Lenny Truong received his Ph.D. from Stanford University supervised by Professor Pat Hanrahan. His research interests lie at the intersection of programming languages, compilers, and hardware. Before Stanford, Lenny received his B.S. in Electrical Engineering and Computer Science from the University of California, Berkeley, where he conducted research on DSLs for parallel computing under the supervision of Professor Armando Fox. Lenny is now at SiFive continuing his work on improving hardware tools with an emphasis on generator verification.


Caleb Donovick

Caleb Donovick is an unaffiliated scientist. He received a Ph.D. in Computer Science from Stanford University, where he was advised by Clark Barrett and Pat Hanrahan. His Ph.D. work focused on the intersection of programming languages, compilers, digital design, and formal methods. He is interested in developing flexible languages and libraries to aid designers with a focus on practical usability and formal correctness.



Maxwell Strange

Maxwell Strange is an Electrical Engineering Ph.D. student at Stanford University supervised by Professor Mark Horowitz. He received a B.S. in Electrical and Computer Engineering and Computer Science from the University of Wisconsin - Madison in 2017. His research interests include domain-specific hardware architectures, hardware-software co-design, and embedded systems design.




Jackson Melchert

Jackson Melchert is an Electrical Engineering Ph.D. student at Stanford University supervised by Professor Priyanka Raina.
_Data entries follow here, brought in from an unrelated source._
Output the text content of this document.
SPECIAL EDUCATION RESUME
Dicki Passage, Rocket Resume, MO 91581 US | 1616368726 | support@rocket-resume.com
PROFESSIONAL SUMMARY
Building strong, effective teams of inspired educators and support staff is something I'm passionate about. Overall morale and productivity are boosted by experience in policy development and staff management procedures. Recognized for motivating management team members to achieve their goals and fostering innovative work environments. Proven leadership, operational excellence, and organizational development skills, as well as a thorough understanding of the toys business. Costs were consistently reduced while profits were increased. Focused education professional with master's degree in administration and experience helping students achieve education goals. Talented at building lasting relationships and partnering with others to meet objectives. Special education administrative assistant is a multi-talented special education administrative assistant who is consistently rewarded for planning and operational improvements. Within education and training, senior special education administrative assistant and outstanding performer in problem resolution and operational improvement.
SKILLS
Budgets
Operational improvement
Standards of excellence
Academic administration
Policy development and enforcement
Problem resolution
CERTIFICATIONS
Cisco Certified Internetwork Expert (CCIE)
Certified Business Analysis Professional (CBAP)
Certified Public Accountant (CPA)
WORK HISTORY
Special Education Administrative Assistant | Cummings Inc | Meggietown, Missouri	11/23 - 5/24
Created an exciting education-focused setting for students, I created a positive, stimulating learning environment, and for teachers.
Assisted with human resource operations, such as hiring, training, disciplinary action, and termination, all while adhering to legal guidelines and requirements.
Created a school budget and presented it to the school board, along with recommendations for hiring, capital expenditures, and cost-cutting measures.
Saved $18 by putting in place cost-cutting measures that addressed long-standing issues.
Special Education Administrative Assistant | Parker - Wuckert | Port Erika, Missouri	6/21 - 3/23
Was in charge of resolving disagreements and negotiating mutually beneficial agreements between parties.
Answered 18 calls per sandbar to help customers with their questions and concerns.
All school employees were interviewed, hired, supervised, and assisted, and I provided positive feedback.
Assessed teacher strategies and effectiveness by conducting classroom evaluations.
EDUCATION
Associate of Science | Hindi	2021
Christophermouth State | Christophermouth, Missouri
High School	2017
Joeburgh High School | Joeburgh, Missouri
He received a B.S. in Electrical and Computer Engineering and Computer Science from the University of Wisconsin - Madison in 2019. Jack is broadly interested in optimizing configurable hardware to approach the performance and efficiency of application-specific accelerators.




Jeff Setter

Jeff Setter received his B.S. in Electrical and Computer Engineering from Cornell University, Ithaca, NY, USA, in 2015. He finished his Ph.D. in Electrical Engineering at Stanford University, Stanford, CA, USA, in 2023, where his dissertation topic focused on compiling Halide applications to reconfigurable accelerators. Jeff is currently working at Google on the compiler team for the machine learning accelerator on Pixel devices. His research interests include machine learning, image processing, compilers, hardware-software co-design, and domain-specific accelerators.



Olivia Hsu

Olivia Hsu is a Computer Science Ph.D. student at Stanford University supervised by Professor Kunle Olukotun and Professor Fredrik Kjolstad. She received a B.S. in Electrical Engineering and Computer Science from the University of California, Berkeley in 2019. Olivia’s current research is on compiling and mapping sparse applications to accelerated computing systems, and her research interests broadly include accelerator architectures, programming systems, and domain-specific compilers. Her research has won a distinguished paper award at PLDI 2023.



Christopher Torng

Christopher Torng is an Assistant Professor in the Department of Electrical and Computer Engineering at the University of Southern California. Prior to his appointment, he was a postdoctoral researcher at Stanford University from 2019 to 2022 operating in the leadership of the Stanford AHA Agile Hardware Project, where he worked on creating high-performance and energy-efficient architectures for domain-specific hardware acceleration supported by an agile software-hardware co-design methodology. He received his Ph.D. degree from Cornell University in Electrical and Computer Engineering in 2019. He has over ten years of experience building complex digital SoCs as ASIC prototypes as well as new agile flow tools that have already supported tapeouts for at least 12 academic chips, implemented in technologies from 180nm to 12nm. His activities have resulted in his selection as a Rising Star in Computer Architecture by Georgia Tech as well as an IEEE MICRO Top Pick from Hot Chips.